Department of Biomedical Sciences, University of Padova, Viale G. Colombo 3, 35121, Padova, Italy.
Leviev Heart Center, Sheba Medical Center, Tel Hashomer and Sackler School of Medicine, Tel Aviv University, Tel Aviv, Israel.
J Muscle Res Cell Motil. 2020 Sep;41(2-3):251-258. doi: 10.1007/s10974-020-09587-2. Epub 2020 Sep 9.

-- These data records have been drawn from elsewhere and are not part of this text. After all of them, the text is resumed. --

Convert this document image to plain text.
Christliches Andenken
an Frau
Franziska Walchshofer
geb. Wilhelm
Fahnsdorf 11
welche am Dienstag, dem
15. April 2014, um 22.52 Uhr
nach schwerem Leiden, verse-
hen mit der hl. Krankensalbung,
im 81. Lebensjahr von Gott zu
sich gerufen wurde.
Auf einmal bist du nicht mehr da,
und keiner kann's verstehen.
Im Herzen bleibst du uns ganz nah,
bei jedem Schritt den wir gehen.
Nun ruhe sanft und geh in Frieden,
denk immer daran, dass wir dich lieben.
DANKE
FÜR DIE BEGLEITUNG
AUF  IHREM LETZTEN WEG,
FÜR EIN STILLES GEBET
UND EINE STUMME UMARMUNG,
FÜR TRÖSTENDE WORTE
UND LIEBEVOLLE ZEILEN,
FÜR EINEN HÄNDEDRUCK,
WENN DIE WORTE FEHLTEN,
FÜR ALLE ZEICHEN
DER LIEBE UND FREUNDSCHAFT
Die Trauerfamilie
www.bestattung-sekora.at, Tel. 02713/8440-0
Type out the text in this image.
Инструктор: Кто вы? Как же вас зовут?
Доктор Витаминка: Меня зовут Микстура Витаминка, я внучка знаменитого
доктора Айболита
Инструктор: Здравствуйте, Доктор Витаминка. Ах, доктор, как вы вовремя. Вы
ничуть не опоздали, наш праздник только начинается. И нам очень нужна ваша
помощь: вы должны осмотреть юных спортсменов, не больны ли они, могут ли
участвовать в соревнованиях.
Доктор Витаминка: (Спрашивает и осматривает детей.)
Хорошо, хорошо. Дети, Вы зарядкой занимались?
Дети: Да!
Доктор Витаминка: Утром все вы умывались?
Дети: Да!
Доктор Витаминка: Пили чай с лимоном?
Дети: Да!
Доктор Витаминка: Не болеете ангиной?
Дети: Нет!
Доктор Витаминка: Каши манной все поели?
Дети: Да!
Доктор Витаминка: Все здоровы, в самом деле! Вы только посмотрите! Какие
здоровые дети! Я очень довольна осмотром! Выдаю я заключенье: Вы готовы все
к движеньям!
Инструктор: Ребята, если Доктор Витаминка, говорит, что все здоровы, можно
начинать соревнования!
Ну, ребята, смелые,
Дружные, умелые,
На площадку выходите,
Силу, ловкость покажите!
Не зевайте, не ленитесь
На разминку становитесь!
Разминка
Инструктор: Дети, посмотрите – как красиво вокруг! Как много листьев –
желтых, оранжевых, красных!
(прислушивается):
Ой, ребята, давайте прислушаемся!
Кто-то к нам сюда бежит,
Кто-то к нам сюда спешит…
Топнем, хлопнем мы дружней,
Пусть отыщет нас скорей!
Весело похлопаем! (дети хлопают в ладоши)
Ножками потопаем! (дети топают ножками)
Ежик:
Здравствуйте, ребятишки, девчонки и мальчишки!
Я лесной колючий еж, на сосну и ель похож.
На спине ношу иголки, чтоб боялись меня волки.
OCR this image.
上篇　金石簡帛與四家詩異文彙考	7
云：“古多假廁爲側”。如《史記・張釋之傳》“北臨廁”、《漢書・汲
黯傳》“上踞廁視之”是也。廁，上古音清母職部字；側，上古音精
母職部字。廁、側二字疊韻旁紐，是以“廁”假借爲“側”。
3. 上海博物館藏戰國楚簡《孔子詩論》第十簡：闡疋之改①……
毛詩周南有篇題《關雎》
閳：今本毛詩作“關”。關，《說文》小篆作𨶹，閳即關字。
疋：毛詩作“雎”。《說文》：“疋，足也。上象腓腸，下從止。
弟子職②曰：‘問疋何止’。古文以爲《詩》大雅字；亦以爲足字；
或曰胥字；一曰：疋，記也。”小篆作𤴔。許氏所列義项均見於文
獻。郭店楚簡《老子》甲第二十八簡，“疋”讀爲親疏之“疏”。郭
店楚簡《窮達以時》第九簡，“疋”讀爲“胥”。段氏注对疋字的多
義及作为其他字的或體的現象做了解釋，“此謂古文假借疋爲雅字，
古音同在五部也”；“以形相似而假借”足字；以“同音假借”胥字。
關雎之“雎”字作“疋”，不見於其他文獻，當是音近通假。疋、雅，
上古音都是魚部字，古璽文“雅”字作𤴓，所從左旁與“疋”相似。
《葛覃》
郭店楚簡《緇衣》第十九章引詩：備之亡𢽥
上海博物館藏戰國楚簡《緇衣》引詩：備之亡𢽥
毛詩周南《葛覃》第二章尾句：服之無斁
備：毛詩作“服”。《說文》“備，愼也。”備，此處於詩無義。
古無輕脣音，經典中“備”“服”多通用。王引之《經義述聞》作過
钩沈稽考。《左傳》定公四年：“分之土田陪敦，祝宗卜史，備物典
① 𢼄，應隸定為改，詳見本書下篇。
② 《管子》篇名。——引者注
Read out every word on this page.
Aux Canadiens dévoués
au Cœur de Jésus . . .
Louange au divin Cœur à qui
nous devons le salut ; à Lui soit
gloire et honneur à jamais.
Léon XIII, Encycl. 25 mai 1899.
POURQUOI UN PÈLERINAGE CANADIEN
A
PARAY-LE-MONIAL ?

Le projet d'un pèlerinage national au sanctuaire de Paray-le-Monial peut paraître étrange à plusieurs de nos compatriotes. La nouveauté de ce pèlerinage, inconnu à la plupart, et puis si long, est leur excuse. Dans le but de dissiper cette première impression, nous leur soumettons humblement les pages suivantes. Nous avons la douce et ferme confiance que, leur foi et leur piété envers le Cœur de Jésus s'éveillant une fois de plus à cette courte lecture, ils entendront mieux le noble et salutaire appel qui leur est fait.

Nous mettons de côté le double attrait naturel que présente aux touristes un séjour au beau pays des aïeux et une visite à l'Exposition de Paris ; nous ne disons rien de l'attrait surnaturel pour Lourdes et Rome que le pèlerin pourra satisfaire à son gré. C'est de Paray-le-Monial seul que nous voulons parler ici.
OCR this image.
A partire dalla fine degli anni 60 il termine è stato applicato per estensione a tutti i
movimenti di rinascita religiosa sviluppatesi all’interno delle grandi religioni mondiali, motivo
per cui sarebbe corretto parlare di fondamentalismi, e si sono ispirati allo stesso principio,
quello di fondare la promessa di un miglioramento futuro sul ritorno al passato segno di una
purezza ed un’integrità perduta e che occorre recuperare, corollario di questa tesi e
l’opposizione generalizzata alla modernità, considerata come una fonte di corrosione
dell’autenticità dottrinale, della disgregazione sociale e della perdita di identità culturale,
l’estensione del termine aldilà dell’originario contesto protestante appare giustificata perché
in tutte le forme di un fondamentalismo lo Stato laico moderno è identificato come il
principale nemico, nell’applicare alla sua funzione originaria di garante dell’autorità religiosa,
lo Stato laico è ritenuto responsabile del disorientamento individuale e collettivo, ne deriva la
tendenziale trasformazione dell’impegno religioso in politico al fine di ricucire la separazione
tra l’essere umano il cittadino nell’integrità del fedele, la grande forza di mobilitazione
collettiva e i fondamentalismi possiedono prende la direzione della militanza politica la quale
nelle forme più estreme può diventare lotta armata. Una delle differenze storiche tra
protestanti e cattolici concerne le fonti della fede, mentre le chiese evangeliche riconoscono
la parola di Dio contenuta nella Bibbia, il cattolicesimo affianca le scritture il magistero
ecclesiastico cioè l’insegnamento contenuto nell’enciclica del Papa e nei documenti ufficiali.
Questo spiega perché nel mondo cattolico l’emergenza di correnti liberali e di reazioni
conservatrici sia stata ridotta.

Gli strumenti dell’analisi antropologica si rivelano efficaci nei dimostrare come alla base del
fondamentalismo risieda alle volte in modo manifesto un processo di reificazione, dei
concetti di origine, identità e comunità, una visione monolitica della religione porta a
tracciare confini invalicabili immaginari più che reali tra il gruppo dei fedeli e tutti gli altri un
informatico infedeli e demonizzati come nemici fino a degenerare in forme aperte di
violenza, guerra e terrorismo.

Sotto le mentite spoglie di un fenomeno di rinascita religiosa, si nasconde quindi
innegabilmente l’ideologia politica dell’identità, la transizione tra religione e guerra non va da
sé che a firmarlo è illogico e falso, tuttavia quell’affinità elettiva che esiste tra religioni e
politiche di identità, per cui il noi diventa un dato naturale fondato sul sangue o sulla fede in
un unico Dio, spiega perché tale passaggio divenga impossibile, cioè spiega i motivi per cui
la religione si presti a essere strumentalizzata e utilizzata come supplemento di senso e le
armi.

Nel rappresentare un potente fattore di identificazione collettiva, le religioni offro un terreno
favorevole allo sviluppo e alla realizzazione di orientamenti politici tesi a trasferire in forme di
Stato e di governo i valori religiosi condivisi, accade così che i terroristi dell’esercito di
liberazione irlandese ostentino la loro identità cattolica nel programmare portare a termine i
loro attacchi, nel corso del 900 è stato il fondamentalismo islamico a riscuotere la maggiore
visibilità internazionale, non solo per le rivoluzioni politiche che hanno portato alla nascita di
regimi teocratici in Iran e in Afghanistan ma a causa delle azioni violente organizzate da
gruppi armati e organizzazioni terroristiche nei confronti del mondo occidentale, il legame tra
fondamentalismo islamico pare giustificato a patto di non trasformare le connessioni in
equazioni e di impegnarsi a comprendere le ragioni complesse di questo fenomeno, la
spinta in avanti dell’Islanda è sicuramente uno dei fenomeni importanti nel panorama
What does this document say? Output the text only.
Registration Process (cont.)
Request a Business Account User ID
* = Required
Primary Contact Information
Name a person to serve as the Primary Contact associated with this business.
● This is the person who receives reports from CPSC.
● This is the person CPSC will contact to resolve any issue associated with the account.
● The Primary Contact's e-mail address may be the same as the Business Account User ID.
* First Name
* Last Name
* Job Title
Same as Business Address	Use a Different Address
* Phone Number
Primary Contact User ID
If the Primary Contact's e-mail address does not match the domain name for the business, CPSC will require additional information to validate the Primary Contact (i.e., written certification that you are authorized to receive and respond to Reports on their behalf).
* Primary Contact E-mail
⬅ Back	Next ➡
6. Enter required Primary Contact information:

Homozygous calsequestrin 2 (CASQ2) point mutations leads to catecholaminergic polymorphic ventricular tachycardia: a common pathogenetic feature appears to be the drastic reduction of mutant CASQ2 in spite of normal transcription. Comparative biochemical analysis of R33Q and D307H knock in mutant mice identifies different pathogenetic mechanisms for CASQ2 degradation and different molecular adaptive mechanisms. In particular, each CASQ2 point mutation evokes specific adaptive cellular and molecular processes in each of the four adaptive pathways investigated. Thus, similar clinical phenotypes and identical cellular mechanism for cardiac arrhythmia might imply different molecular adaptive mechanisms.
纯合性肌浆网钙结合蛋白 2(CASQ2)点突变导致儿茶酚胺多形性室性心动过速:尽管转录正常,但似乎普遍存在突变型 CASQ2 急剧减少的共同发病机制。对 R33Q 和 D307H 敲入突变小鼠的比较生化分析确定了 CASQ2 降解的不同发病机制和不同的分子适应机制。特别是,每个 CASQ2 点突变在研究的四种适应途径中的每一种中引发特定的适应性细胞和分子过程。因此,相似的临床表型和相同的心律失常细胞机制可能意味着不同的分子适应机制。